When watching the pilot episode, I had high hopes for the show. Although cliché, the plot seemed appealing enough. There is the guy who, despite his grotesque commentary on the woman he passes, seems as if he has the capability to morph into a version of a man who will sweep Dana, and the viewers, off their feet. Then there is the girl who pulls a Carrie Bradshaw and moves to the city. We find a likeness toward her in the sense that she faces day-to-day uncomfortable situations like we do and is not without faults.
The pilot episode features the pair walking through the streets of New York — Dana wishing to take every bag from the women passing her by and Peter merely wanting to take the women. We automatically take on this omniscient role as the viewer, due to their voiceovers.

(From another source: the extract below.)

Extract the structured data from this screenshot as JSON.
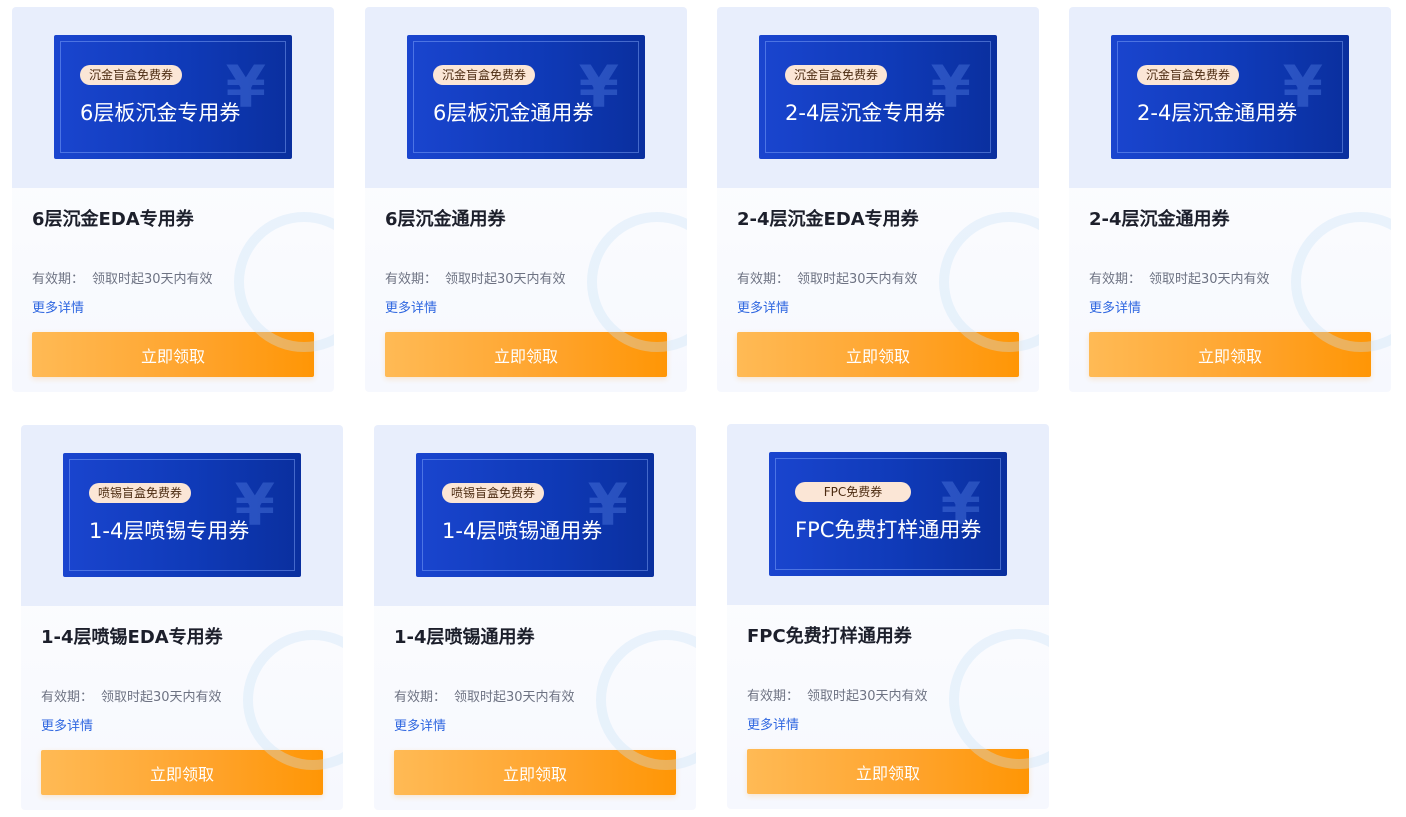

Their commentary is a huge component of the script, as the one-to-one dialogue is lessened by the monologues executed by either Peter or Dana.
The all-knowingness that the voiceovers provided was surely supposed to be the big selling point for the show, as there hasn’t been a rom-com on television centered around their characters thoughts. However, this isn’t working so well for the new series. Within the last few episodes the characters would say something to another character that had just been articulated through the out-loud annotations, rendering them irrelevant.
The second episode depicts Dana as a strong monogamist, and Peter as, well, not so much. The show seemingly places women and men into grand generalizations. Dana, our female protagonist, is seen as someone obsessed with the concept of a simplistic love. Strictly contrasting this is Peter, the male, shown as a womanizer who can only be altered into a presentable man by a woman’s changes.
This being said, the show made some mistakes in relevance to gendering. Furthermore, the frustration increases as they two protagonists fall into a back and forth jealousy war which conclusively gets nowhere. In one episode they’re a couple and in the next they’re dating other people.
The third episode, “Gay or British” features Dana placed in again an extremely humiliating situation, discovering that Peter plans to bring a date to a dinner party at the loft where she lives. Thus, Dana goes to ask her recently hired, British boss as her date. This was another instance where I found the plot getting worsened with the continuous randomness of every episode.
With the show’s extremely short-lived, adorable impression, I truly don’t see this rom-com living a long life as a sitcom.
ONLY RECOMMENDED IF: You want a simple, crazy irrational show to watch and merely zone out to. It is laughable due to the absurdity so who knows, you may get a kick out of it.